Using two internet connections (simultaneously) for separate operations?

I've been wondering just out of curiosity, is it in anyway possible to use two different internet connections on my pc, say one coming from my mobile phone's 4g network (which I have setup with pdanet), and the other using my home connection. I'm not necessarily trying to combine both connections to work as one, but I'm curious to know if I can use one connection as a secondary to download a file using programs like utorrent, while using another connection as my main to play online videogames.

Both my connections work at about the same with 2mb download speed and around 30-60 latency.

I just wanted to try something like this to prevent ping lag with online video games while I or anyone in my household is hogging the main internet connection. 

Any advice on how to accomplish this would be greatly appreciated.

I don't know about 4G but pfSense can load balance between multiple Ethernet-based internet connections

Well, you could assign the other WAN to the wireless NIC on a pfsense box, and tether the connection from a phone, this way you'd be able to use the 4G.

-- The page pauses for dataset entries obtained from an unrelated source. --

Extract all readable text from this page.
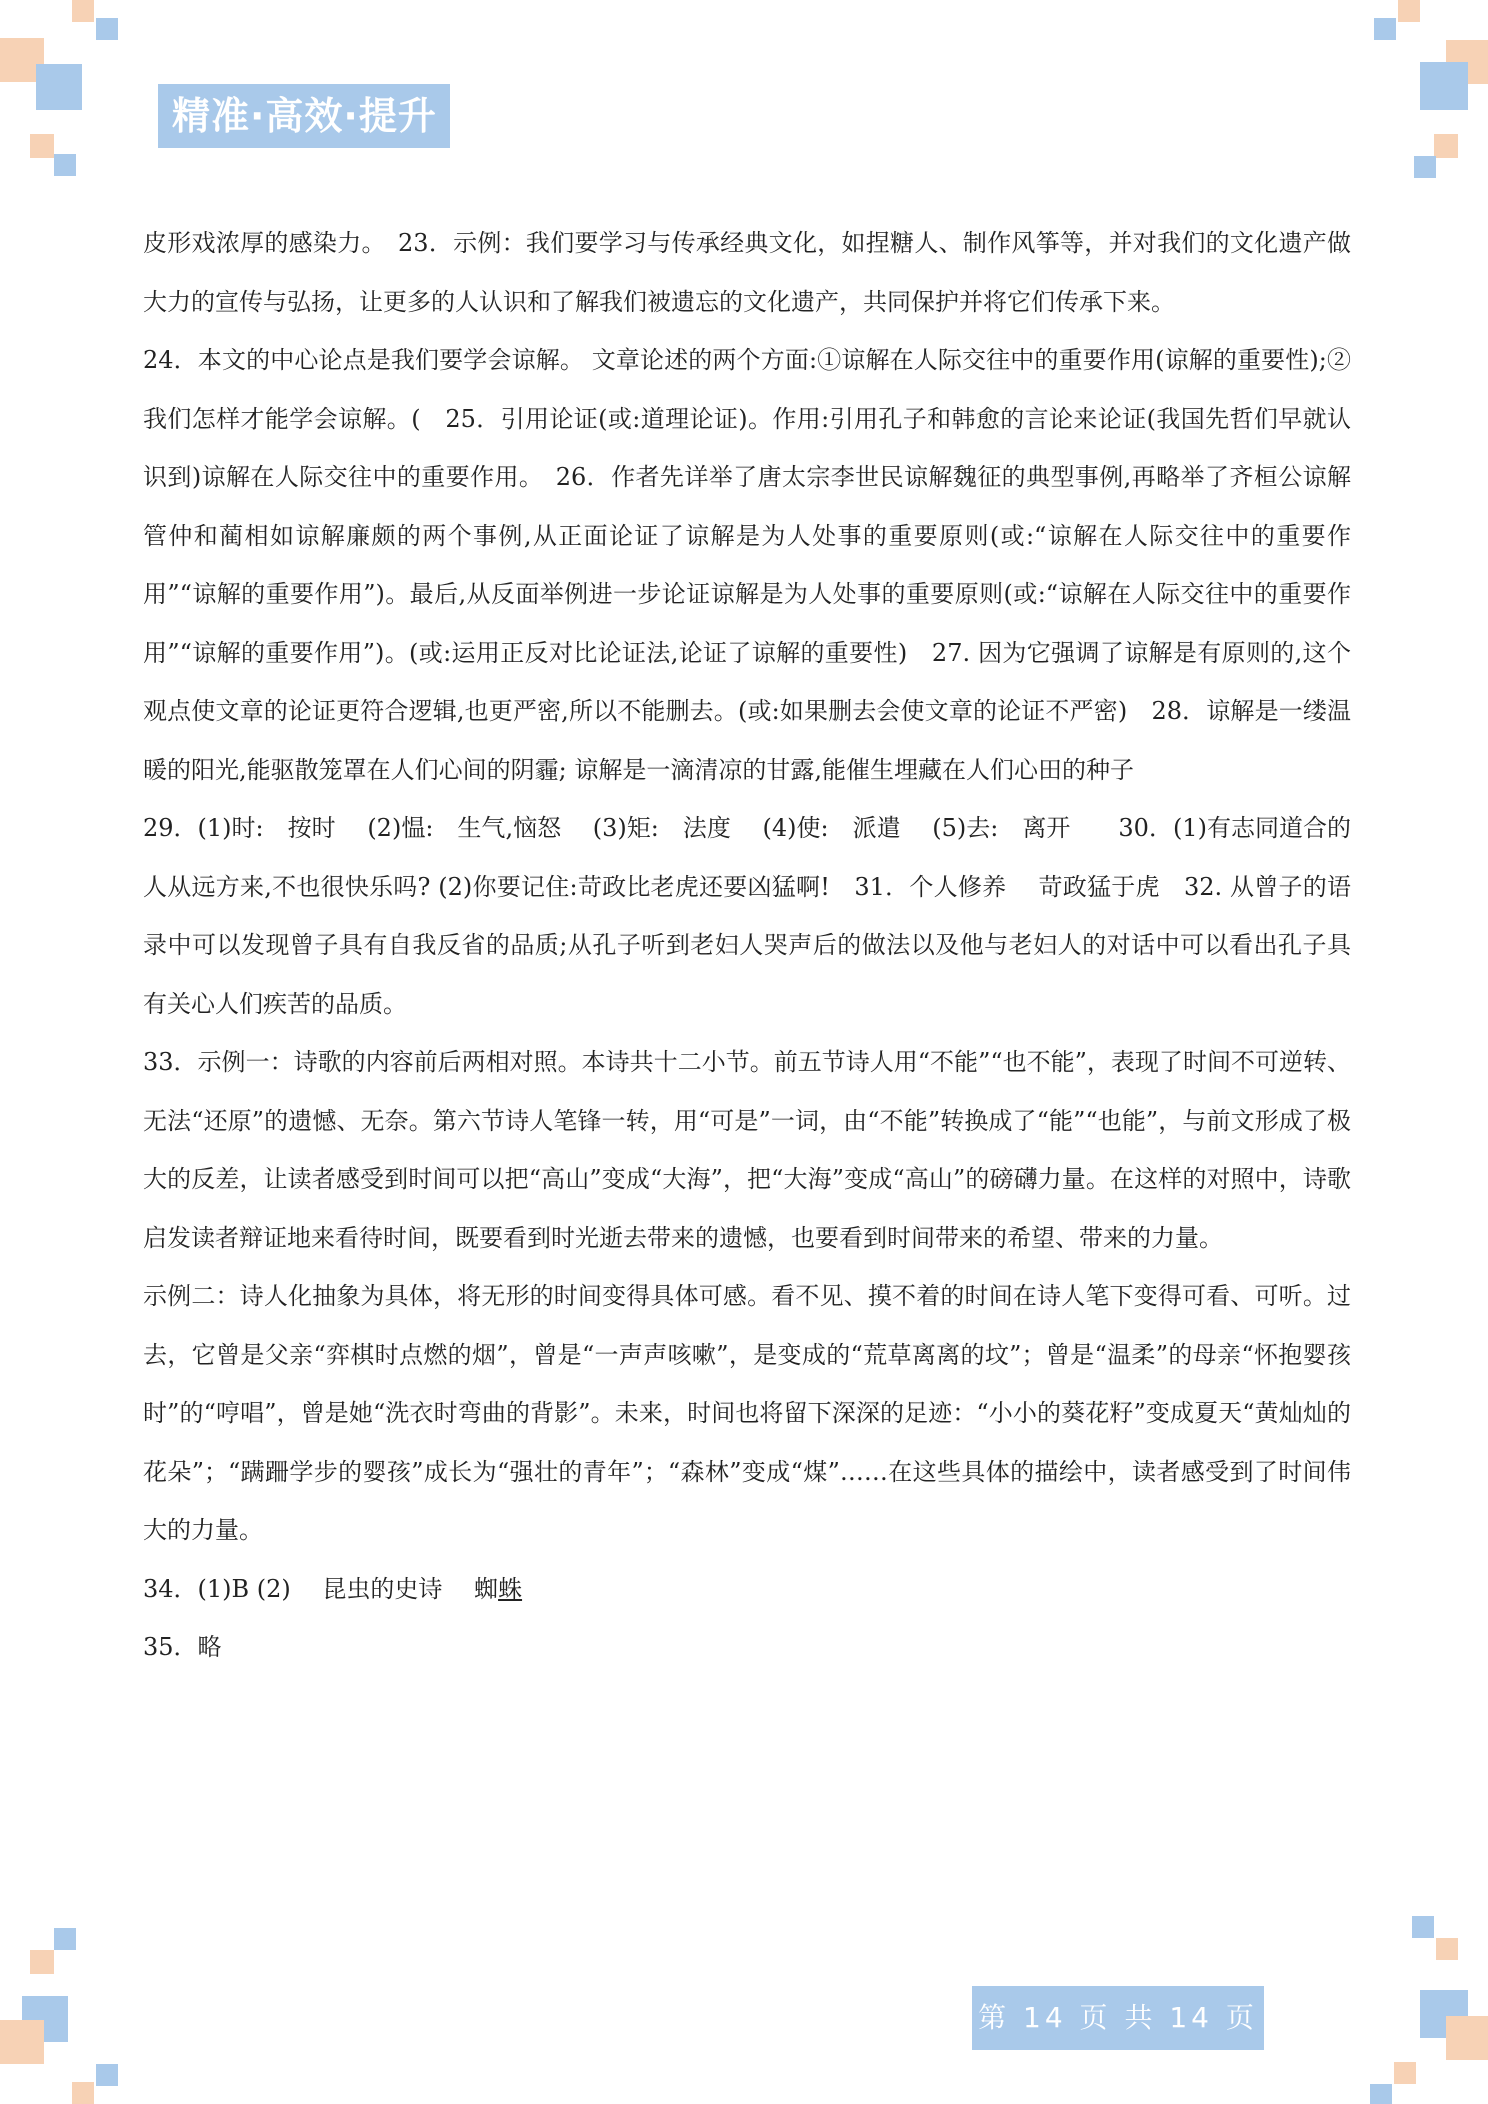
精准·高效·提升

皮形戏浓厚的感染力。　23．示例：我们要学习与传承经典文化，如捏糖人、制作风筝等，并对我们的文化遗产做大力的宣传与弘扬，让更多的人认识和了解我们被遗忘的文化遗产，共同保护并将它们传承下来。

24．本文的中心论点是我们要学会谅解。 文章论述的两个方面:①谅解在人际交往中的重要作用(谅解的重要性);②我们怎样才能学会谅解。(　25．引用论证(或:道理论证)。作用:引用孔子和韩愈的言论来论证(我国先哲们早就认识到)谅解在人际交往中的重要作用。　26．作者先详举了唐太宗李世民谅解魏征的典型事例,再略举了齐桓公谅解管仲和蔺相如谅解廉颇的两个事例,从正面论证了谅解是为人处事的重要原则(或:“谅解在人际交往中的重要作用”“谅解的重要作用”)。最后,从反面举例进一步论证谅解是为人处事的重要原则(或:“谅解在人际交往中的重要作用”“谅解的重要作用”)。(或:运用正反对比论证法,论证了谅解的重要性)　27. 因为它强调了谅解是有原则的,这个观点使文章的论证更符合逻辑,也更严密,所以不能删去。(或:如果删去会使文章的论证不严密)　28．谅解是一缕温暖的阳光,能驱散笼罩在人们心间的阴霾; 谅解是一滴清凉的甘露,能催生埋藏在人们心田的种子

29．(1)时:　按时　 (2)愠:　生气,恼怒　 (3)矩:　法度　 (4)使:　派遣　 (5)去:　离开　　30．(1)有志同道合的人从远方来,不也很快乐吗? (2)你要记住:苛政比老虎还要凶猛啊!　31．个人修养　 苛政猛于虎　32. 从曾子的语录中可以发现曾子具有自我反省的品质;从孔子听到老妇人哭声后的做法以及他与老妇人的对话中可以看出孔子具有关心人们疾苦的品质。

33．示例一：诗歌的内容前后两相对照。本诗共十二小节。前五节诗人用“不能”“也不能”，表现了时间不可逆转、无法“还原”的遗憾、无奈。第六节诗人笔锋一转，用“可是”一词，由“不能”转换成了“能”“也能”，与前文形成了极大的反差，让读者感受到时间可以把“高山”变成“大海”，把“大海”变成“高山”的磅礴力量。在这样的对照中，诗歌启发读者辩证地来看待时间，既要看到时光逝去带来的遗憾，也要看到时间带来的希望、带来的力量。

示例二：诗人化抽象为具体，将无形的时间变得具体可感。看不见、摸不着的时间在诗人笔下变得可看、可听。过去，它曾是父亲“弈棋时点燃的烟”，曾是“一声声咳嗽”，是变成的“荒草离离的坟”；曾是“温柔”的母亲“怀抱婴孩时”的“哼唱”，曾是她“洗衣时弯曲的背影”。未来，时间也将留下深深的足迹：“小小的葵花籽”变成夏天“黄灿灿的花朵”；“蹒跚学步的婴孩”成长为“强壮的青年”；“森林”变成“煤”……在这些具体的描绘中，读者感受到了时间伟大的力量。

34．(1)B (2)　 昆虫的史诗　 蜘蛛

35．略

第 14 页 共 14 页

The trick would be making sure you didn't go over on your data usage :P

Developing countries and their data caps, lol

Yeah, in pfsense you can load balance but you can also assign a gateway to certain traffic based on it's IP or port, so it would be easy to say that all traffic using your utorrent port will use one gateway and the rest will use the other. However tethering your phone to pfsense is going to be hard, although the new version just came out which should have better wireless support so you may be able to get something working.



Another way which might work is that some bittorrent clients (I can't remember if utorrent does this) allows you to specify the interface that they use. So you should be able to tell utorrent to use the interface connected to your phone and have everything else use the other interface. I'm not sure if that would work, but that's something you could explore.

You may also be able to set up some kind of software on your PC to load balance multiple gateways and use specific gateways for specific traffic, but I don't know any, maybe have a look for something like that.